I joined a group call this evening. The subject was about gearing yourself up & allowing yourself to share your stories with others. The leader of the call is a well-known writer in the creative/artistic field, with a bunch of colorful inspirational type books out there in bookshops. This was my first time on a call with her. It will also be the last time I call in.
She was taking some time with a woman who was sharing her fears of allowing her writing to be public, because she had been belittled and told she should give up. She was expressing her pain at being made to feel inadequate, and was very clear that people had gone after her pretty much without mercy for her temerity to stand out and call herself a writer.
And here’s what the “expert” said to this woman:
“It’s your choice to be hurt.”
This caused a great heat in my chest and I hung up, seething.
Yes, I can see where she was trying to motivate the woman to let go of the hurt.
But I am sorry, this sort of statement is not too far removed from “you were asking for it.”
This is highly irresponsible advice. It is victim-blaming at its core.

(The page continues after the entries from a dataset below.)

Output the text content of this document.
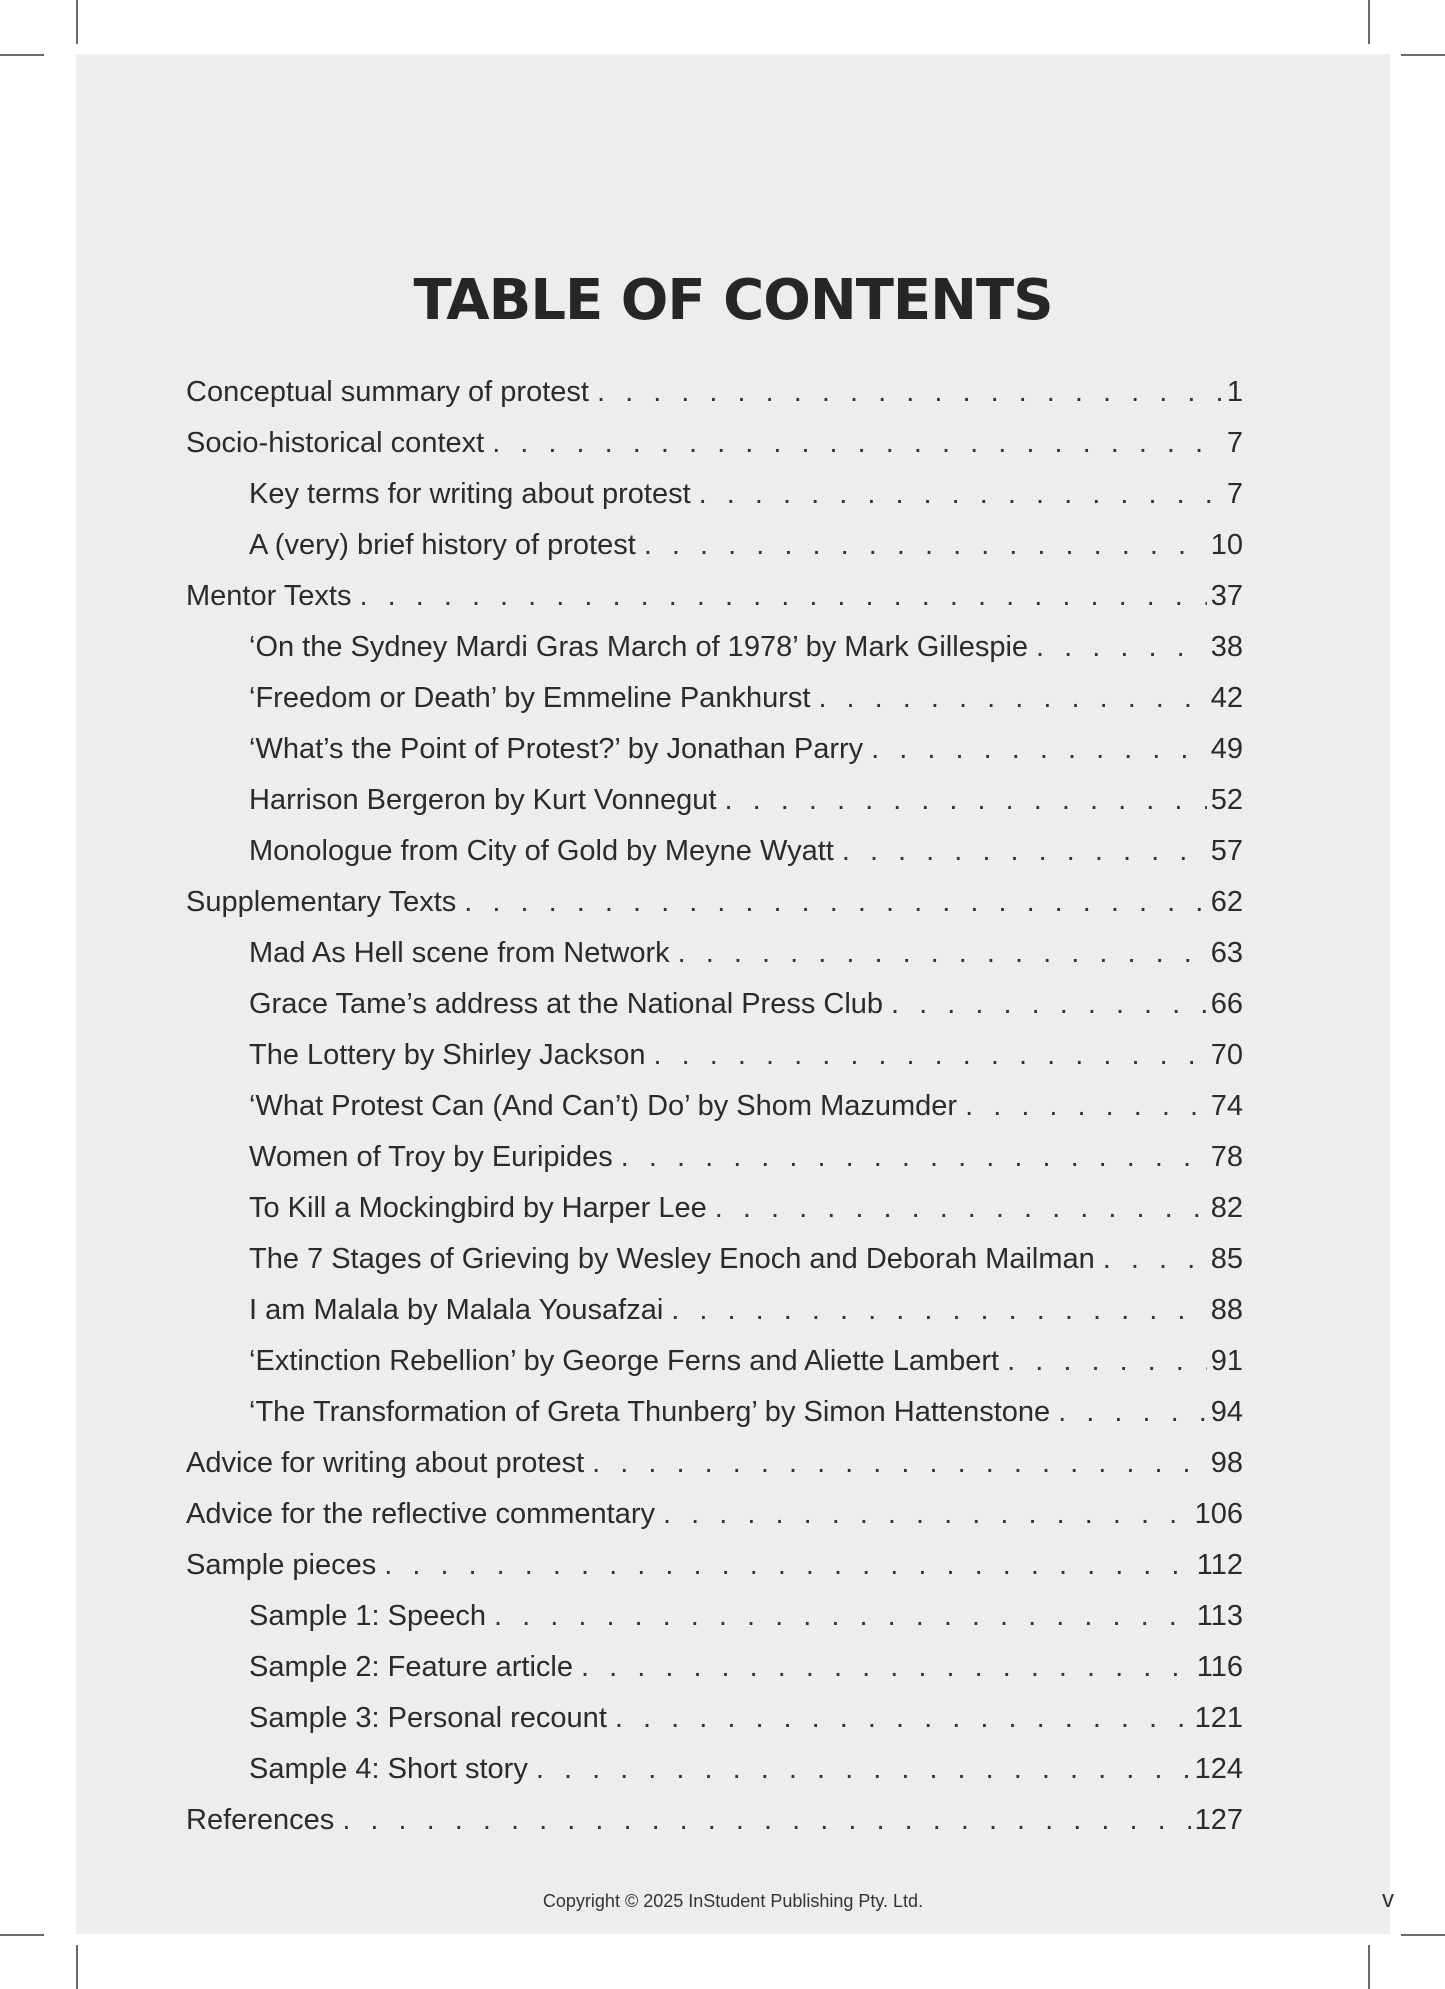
TABLE OF CONTENTS
Conceptual summary of protest . . .	1
Socio-historical context . . .	7
Key terms for writing about protest . . .	7
A (very) brief history of protest . . .	10
Mentor Texts . . .	37
‘On the Sydney Mardi Gras March of 1978’ by Mark Gillespie . . .	38
‘Freedom or Death’ by Emmeline Pankhurst . . .	42
‘What’s the Point of Protest?’ by Jonathan Parry . . .	49
Harrison Bergeron by Kurt Vonnegut . . .	52
Monologue from City of Gold by Meyne Wyatt . . .	57
Supplementary Texts . . .	62
Mad As Hell scene from Network . . .	63
Grace Tame’s address at the National Press Club . . .	66
The Lottery by Shirley Jackson . . .	70
‘What Protest Can (And Can’t) Do’ by Shom Mazumder . . .	74
Women of Troy by Euripides . . .	78
To Kill a Mockingbird by Harper Lee . . .	82
The 7 Stages of Grieving by Wesley Enoch and Deborah Mailman . . .	85
I am Malala by Malala Yousafzai . . .	88
‘Extinction Rebellion’ by George Ferns and Aliette Lambert . . .	91
‘The Transformation of Greta Thunberg’ by Simon Hattenstone . . .	94
Advice for writing about protest . . .	98
Advice for the reflective commentary . . .	106
Sample pieces . . .	112
Sample 1: Speech . . .	113
Sample 2: Feature article . . .	116
Sample 3: Personal recount . . .	121
Sample 4: Short story . . .	124
References . . .	127
Copyright © 2025 InStudent Publishing Pty. Ltd.	v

If she wanted to say “You’ll need to toughen up if you want to get published,” that would have been better stated differently. This is a speaker who talks openly about her own hurtful past, and her struggles to find serenity and claim her creativity. But according to her, it seems, one must dismiss any pain or uncertainty because it’s her responsibility to do so.
NO. It is her option to say “Why would you say that?” or “That’s a very cruel thing to say to someone you are supposed to care about” or “That’s not a good way to support me.” It is her option to remove those people from her life. But it is NOT the responsibility of the person who was abused to “just get over it.” Life doesn’t work that way, for one. [and it reminds me quite a bit of things I’ve been told in regards to my depression!] It was very obvious that the woman in question was very affected by the harsh criticism. It was irresponsible at best for the speaker to put the blame back onto her shoulders.
Look, there are a lot of self-styled guru types out there. There’s good info, bad info, and everything in between. I enjoy the advice and leadership from many of the coach/speaker/expert types, and I have learned a lot. But there is something to remember when you listen to these people: VERY FEW OF THEM HAVE ANY PROFESSIONAL TRAINING in Psychology, counseling, or therapy.
It would behoove THEM to remember that, as well.